Immigration and Visa
Knowing your Immigration Terms and Documents
This is the 11-digit number assigned to you by the U.S. Customs & Border Protection (USCBP). It is the number on your I-94 which the USCBP writes on your I-20 and is your own unique number. This is the number that the Department of Homeland Security will use to identify you, or if they want to find information, they can check their database using this number, along with the Student & Exchange Visitor Information System (SEVIS).
Designated School Official DSO
DSOs verify enrollment, authorize employment, recommend employment authorization, and handle any issues regarding student status. DSOs can be known as "liaisons" between the students and the various agencies of the DHS.
Department of Homeland Security is the government agency that has combined the functions of the Customs Bureau, Immigration and Naturalization Service, Department of Agriculture, U.S. Coast Guard, Secret Service, among others, into one agency. Its main function is to protect the United States from terrorist activities and our national security.
This stands for ‘duration of status’ and is described as the time that you may legally remain in the U.S. This is defined by law as the period during which you are pursuing a full course of study with a valid I-20 form, with any authorized periods of practical training, plus 60 days within which to depart from the U.S. upon completion.
This form, also known as the "Certificate of Eligibility," is used to apply for your visa and enter the U.S. It contains personal information, as well as information on any family members whom you have brought with you as dependents to the U.S. Upon your initial entry to the U.S., the immigration inspector should have stamped the Page 1 of your SEVIS I-20 with the date of your entry. Your I-20 document is thus needed for re-entry to the U.S. in F-1 status. I-20 documents should always reflect your current information (i.e. major, names, level of studies, etc.).
The "arrival and departure card" is the white card, usually stapled in your passport near your visa stamp. The purpose of this card is to show your arrivals and departures to and from the U.S. The I-94 card will be surrendered when you depart the U.S., and you will be given a new one upon your return. If you need to know your last entry into the U.S., the I-94 will have your entry date and the class you entered in (i.e. F-1) and your Admission number. Please keep this card in your passport, as it will be used for applications sent to the United States Citizenship & Immigration Service (USCIS).
The passport is issued as a legal form of identification by your country of citizenship. This document will hold personal information, as well as verification that you are a citizen of the country issuing your passport. Your passport must be valid at all times, at least six (6) months in advance. International Student Services does not keep information for what is required to renew passports in various countries, since every country is different. If your passport is about to expire, you will need to contact your embassy to determine what documents and fees are needed. Your International Student Advisor will have a directory of all the Consulates in Hawai‘i, along with phone numbers and addresses of all others in the U.S.

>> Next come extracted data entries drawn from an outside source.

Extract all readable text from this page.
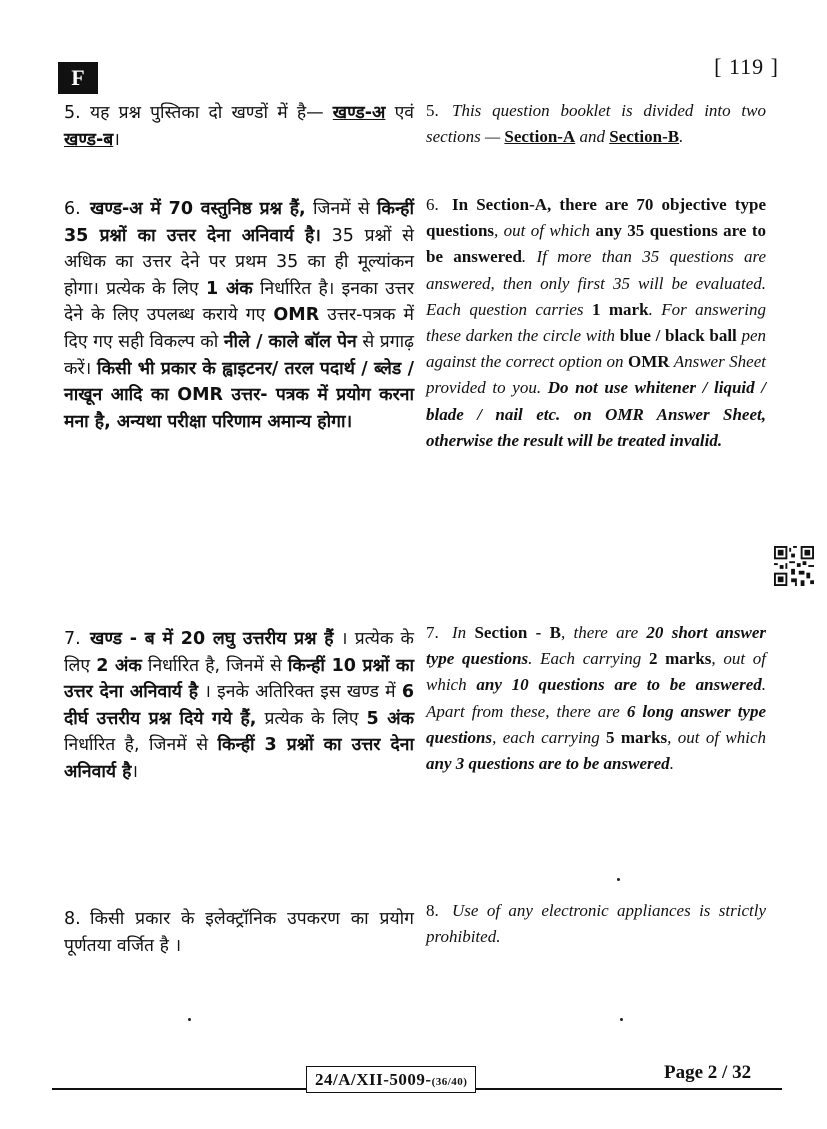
F	[ 119 ]
5. यह प्रश्न पुस्तिका दो खण्डों में है— खण्ड-अ एवं खण्ड-ब।
6. खण्ड-अ में 70 वस्तुनिष्ठ प्रश्न हैं, जिनमें से किन्हीं 35 प्रश्नों का उत्तर देना अनिवार्य है। 35 प्रश्नों से अधिक का उत्तर देने पर प्रथम 35 का ही मूल्यांकन होगा। प्रत्येक के लिए 1 अंक निर्धारित है। इनका उत्तर देने के लिए उपलब्ध कराये गए OMR उत्तर-पत्रक में दिए गए सही विकल्प को नीले / काले बॉल पेन से प्रगाढ़ करें। किसी भी प्रकार के ह्वाइटनर/ तरल पदार्थ / ब्लेड / नाखून आदि का OMR उत्तर- पत्रक में प्रयोग करना मना है, अन्यथा परीक्षा परिणाम अमान्य होगा।
7. खण्ड - ब में 20 लघु उत्तरीय प्रश्न हैं । प्रत्येक के लिए 2 अंक निर्धारित है, जिनमें से किन्हीं 10 प्रश्नों का उत्तर देना अनिवार्य है । इनके अतिरिक्त इस खण्ड में 6 दीर्घ उत्तरीय प्रश्न दिये गये हैं, प्रत्येक के लिए 5 अंक निर्धारित है, जिनमें से किन्हीं 3 प्रश्नों का उत्तर देना अनिवार्य है।
8. किसी प्रकार के इलेक्ट्रॉनिक उपकरण का प्रयोग पूर्णतया वर्जित है ।
5. This question booklet is divided into two sections — Section-A and Section-B.
6. In Section-A, there are 70 objective type questions, out of which any 35 questions are to be answered. If more than 35 questions are answered, then only first 35 will be evaluated. Each question carries 1 mark. For answering these darken the circle with blue / black ball pen against the correct option on OMR Answer Sheet provided to you. Do not use whitener / liquid / blade / nail etc. on OMR Answer Sheet, otherwise the result will be treated invalid.
7. In Section - B, there are 20 short answer type questions. Each carrying 2 marks, out of which any 10 questions are to be answered. Apart from these, there are 6 long answer type questions, each carrying 5 marks, out of which any 3 questions are to be answered.
8. Use of any electronic appliances is strictly prohibited.
24/A/XII-5009-(36/40)	Page 2 / 32
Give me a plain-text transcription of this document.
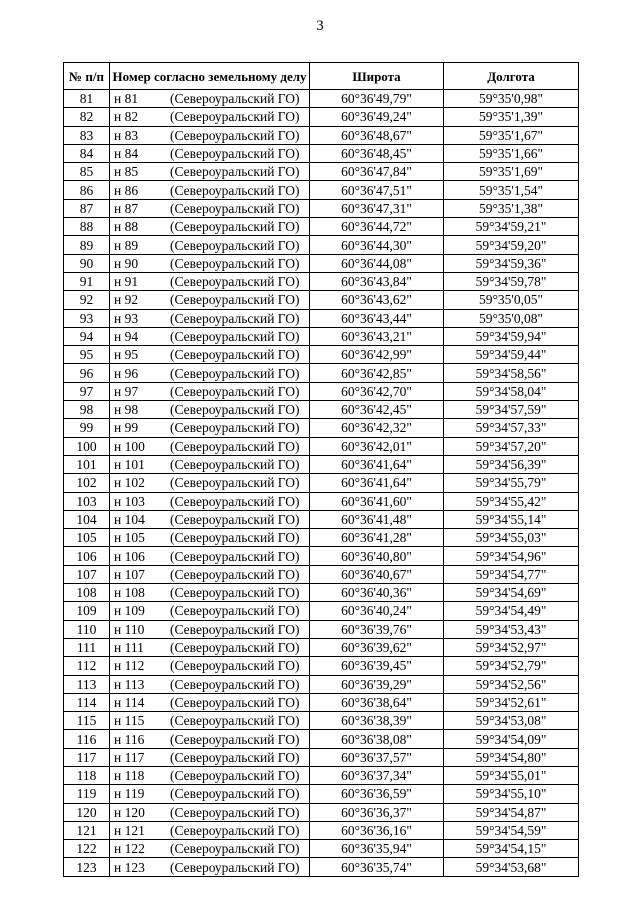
3
№ п/п	Номер согласно земельному делу	Широта	Долгота
81	н 81 (Североуральский ГО)	60°36'49,79"	59°35'0,98"
82	н 82 (Североуральский ГО)	60°36'49,24"	59°35'1,39"
83	н 83 (Североуральский ГО)	60°36'48,67"	59°35'1,67"
84	н 84 (Североуральский ГО)	60°36'48,45"	59°35'1,66"
85	н 85 (Североуральский ГО)	60°36'47,84"	59°35'1,69"
86	н 86 (Североуральский ГО)	60°36'47,51"	59°35'1,54"
87	н 87 (Североуральский ГО)	60°36'47,31"	59°35'1,38"
88	н 88 (Североуральский ГО)	60°36'44,72"	59°34'59,21"
89	н 89 (Североуральский ГО)	60°36'44,30"	59°34'59,20"
90	н 90 (Североуральский ГО)	60°36'44,08"	59°34'59,36"
91	н 91 (Североуральский ГО)	60°36'43,84"	59°34'59,78"
92	н 92 (Североуральский ГО)	60°36'43,62"	59°35'0,05"
93	н 93 (Североуральский ГО)	60°36'43,44"	59°35'0,08"
94	н 94 (Североуральский ГО)	60°36'43,21"	59°34'59,94"
95	н 95 (Североуральский ГО)	60°36'42,99"	59°34'59,44"
96	н 96 (Североуральский ГО)	60°36'42,85"	59°34'58,56"
97	н 97 (Североуральский ГО)	60°36'42,70"	59°34'58,04"
98	н 98 (Североуральский ГО)	60°36'42,45"	59°34'57,59"
99	н 99 (Североуральский ГО)	60°36'42,32"	59°34'57,33"
100	н 100 (Североуральский ГО)	60°36'42,01"	59°34'57,20"
101	н 101 (Североуральский ГО)	60°36'41,64"	59°34'56,39"
102	н 102 (Североуральский ГО)	60°36'41,64"	59°34'55,79"
103	н 103 (Североуральский ГО)	60°36'41,60"	59°34'55,42"
104	н 104 (Североуральский ГО)	60°36'41,48"	59°34'55,14"
105	н 105 (Североуральский ГО)	60°36'41,28"	59°34'55,03"
106	н 106 (Североуральский ГО)	60°36'40,80"	59°34'54,96"
107	н 107 (Североуральский ГО)	60°36'40,67"	59°34'54,77"
108	н 108 (Североуральский ГО)	60°36'40,36"	59°34'54,69"
109	н 109 (Североуральский ГО)	60°36'40,24"	59°34'54,49"
110	н 110 (Североуральский ГО)	60°36'39,76"	59°34'53,43"
111	н 111 (Североуральский ГО)	60°36'39,62"	59°34'52,97"
112	н 112 (Североуральский ГО)	60°36'39,45"	59°34'52,79"
113	н 113 (Североуральский ГО)	60°36'39,29"	59°34'52,56"
114	н 114 (Североуральский ГО)	60°36'38,64"	59°34'52,61"
115	н 115 (Североуральский ГО)	60°36'38,39"	59°34'53,08"
116	н 116 (Североуральский ГО)	60°36'38,08"	59°34'54,09"
117	н 117 (Североуральский ГО)	60°36'37,57"	59°34'54,80"
118	н 118 (Североуральский ГО)	60°36'37,34"	59°34'55,01"
119	н 119 (Североуральский ГО)	60°36'36,59"	59°34'55,10"
120	н 120 (Североуральский ГО)	60°36'36,37"	59°34'54,87"
121	н 121 (Североуральский ГО)	60°36'36,16"	59°34'54,59"
122	н 122 (Североуральский ГО)	60°36'35,94"	59°34'54,15"
123	н 123 (Североуральский ГО)	60°36'35,74"	59°34'53,68"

Student & Exchange Visitor Information System. SEVIS is a Web-based database shared by various government agencies and educational institutions. SEVIS will hold and transfer information electronically, thereby reducing the paper workload. SEVIS will not only benefit the Department of Homeland Security (DHS), but the students as well. Students will have less paper to handle and alerts and reminders will be sent to the universities to notify them of upcoming expiration dates on I-20s, lack of registration, completion dates, employment authorization end dates, etc.
SEVIS ID #
This is an 11-digit number that is assigned to any person entered into the SEVIS system. This unique ID number will be utilized to track any F, J, or M visa holders present in the U.S.
The United States Citizenship and Immigration Services (USCIS) is a branch of the U.S. Department of Homeland Security, which has authority over all aliens entering, visiting, and residing in the U.S., including foreign students.
The Department of Homeland Security absorbed Immigration and Naturalization Services (INS) from the U.S. Department of Justice and assumed its duties. There are three agencies under DHS: enforcement – Immigration and Customs Enforcement (US ICE), services - Citizenship and Immigration Services (US CIS), and border protection – Customs and Border Protection (US CBP)
The visa is a stamp placed inside your passport by a U.S. consulate. It is used primarily for entry use; therefore it does not need to be renewed while you are in the U.S. studying full-time. If however, you depart the U.S. with an expired visa, you will need to get a new visa before you will be able to re-enter. You can only apply for a new visa OUTSIDE OF THE UNITED STATES. In most cases, when applying for a new visa, you will need a new I-20 to take to the consular.